All wars begin in politics and end in tragedy.
Even the victors know that their triumph stands on a foundation of corpses. That is the way of war.
By the time World War I ended in 1918, more than 15 million were dead, including 5 million from hunger and disease. The empires of Russia, Germany, the Ottoman Turks and Austria-Hungary were gone.
That four-year conflagration set the stage for other conflicts that racked the 20th century and are still echoing in the 21st.

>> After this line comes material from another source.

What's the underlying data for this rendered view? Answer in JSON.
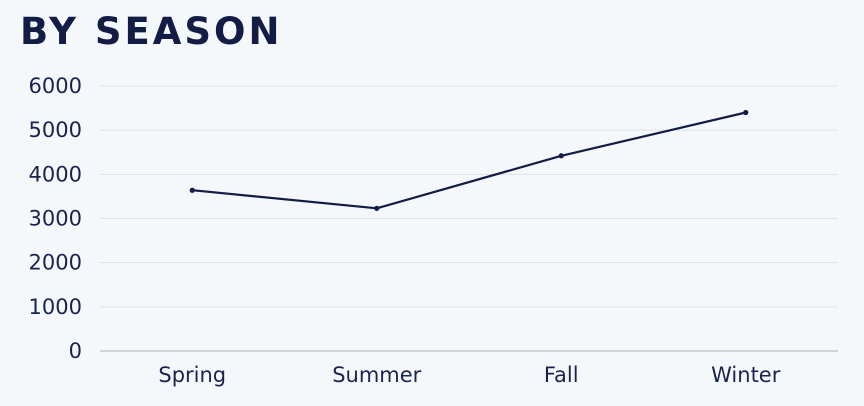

The events are outlined in "Faces of War: Russia in World War I (1914-1918)," a timely, albeit somber new exhibit at the Museum of Russian Art (TMORA) in south Minneapolis. The museum's first truly multimedia show, it includes 17 short documentary films, interactive touch screens, rare photos, posters, documents and artifacts. Impressively researched and handsomely installed, the show runs to March 13, 2016.
"Faces" was organized by TMORA in an unusual collaboration with Russia's Ministry of Culture and several state archives and museums, plus contributions from collectors and institutions in Armenia, Ukraine, Belarus, Germany, Serbia and the United States, including the Minnesota Military Museum at Camp Ripley in Little Falls. Because of a complicated legal imbroglio between Russia and the U.S., all the Russian loans are reproductions rather than authentic artifacts, but they are so meticulously fabricated that only experts would notice.
A version of the display was shown to much acclaim in Moscow last year and in Serbia this past spring to mark the centennial of the war's start in the summer of 1914.
"The intent is not to glorify war or any one country's military exploits, but to show a tragedy of global proportions," said Vladimir von Tsurikov, TMORA's director.